Class Matters

If you want a quick primer on how contemporary social discourse is tilted in matters of class and inequality just look at the recent Tax Cuts debate. The debate can be described graphically below highlights the issue perfectly. At stake was extending ruinous tax cuts that disproportionately benefited the wealthy at the expense of the deficit and extending unemployment benefits to those destroyed by the rich at a significantly lower expense of the deficit.

For the wealthy, the difference was mostly symbolic. Yeah, if you make $250,000 a year, losing about $7000 might be hard to swallow, but it’s certainly not ruinous. If you are an unemployed, working class person, however, a loss of unemployment income is the difference between poverty and destitution, maybe providing a roof over your family’s heads or living under a bridge.

Missing from this debate was a productive discussion on the responsibility of the haves for those who have become have nots, mostly due to the policies of the haves. Missing from this debate was a serious discussion on providing meaningful work for those who need, want and deserve it.

So the accounting went from about $3-4 Trillion over ten years, depending on whose deplorable plan you were counting, to just under $1 Trillion over two years with a brief extension of unemployment benefits provided as a so called “compromise!” Um…I’m no math genius, so correct me if I’m wrong.
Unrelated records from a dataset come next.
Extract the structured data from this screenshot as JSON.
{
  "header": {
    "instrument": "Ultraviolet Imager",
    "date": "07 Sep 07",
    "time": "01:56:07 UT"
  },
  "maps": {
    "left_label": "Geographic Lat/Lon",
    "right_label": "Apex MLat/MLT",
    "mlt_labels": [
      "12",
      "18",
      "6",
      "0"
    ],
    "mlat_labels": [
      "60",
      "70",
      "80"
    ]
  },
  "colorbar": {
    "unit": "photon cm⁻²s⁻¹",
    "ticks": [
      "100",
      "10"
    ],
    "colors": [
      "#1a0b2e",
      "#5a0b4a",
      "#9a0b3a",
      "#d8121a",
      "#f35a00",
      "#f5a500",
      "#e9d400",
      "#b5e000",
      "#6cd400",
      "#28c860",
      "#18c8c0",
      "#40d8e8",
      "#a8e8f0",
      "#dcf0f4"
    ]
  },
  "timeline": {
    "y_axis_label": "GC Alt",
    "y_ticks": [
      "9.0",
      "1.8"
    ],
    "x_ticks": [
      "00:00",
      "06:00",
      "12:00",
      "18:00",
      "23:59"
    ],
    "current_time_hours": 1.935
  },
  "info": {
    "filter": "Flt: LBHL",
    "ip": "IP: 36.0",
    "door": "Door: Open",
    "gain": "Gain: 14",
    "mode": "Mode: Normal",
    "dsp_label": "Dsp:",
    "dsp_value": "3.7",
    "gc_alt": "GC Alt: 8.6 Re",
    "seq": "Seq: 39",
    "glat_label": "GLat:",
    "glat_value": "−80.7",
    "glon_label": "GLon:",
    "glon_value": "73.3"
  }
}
We started out with a cost of $300 billion to $400 billion a year. But because we were concerned about the deficit we settled for a compromise that costs about $500 billion a year! There must be a math class that politicians take that the rest of us are just not privy to.

Regardless, what might have been a better way to spend $500 billion? After all, we are obviously willing to spend that money anyway regardless of the deficit. How about 16,000,000 jobs paying $30,000 a year? According to the Bureau of Labor Statistics there are 15.1 million unemployed Americans. So if that money was spent on direct hiring rather than tax cuts and unemployment we could eliminate the official unemployment rate! (Not really. The real unemployment rate is much higher. These folks would be inclined to look for work and, would thus be recorded as unemployed) These would be people who are able to catch up on their bills and make purchases that they have been putting off. This would help small business more than any tax cut. The improvements to infrastructure, the green technology, increased teachers in the classroom etc, would save us billions on top of what was being added to the economy.

Yet the above plan never became part of the discourse. And we cannot use the excuse that we can’t afford such program, because what we can afford is obviously not at issue. The underlying issue is the blind acceptance of a de facto two tier society that has embedded itself into our discourse and, thus, into our mentalities.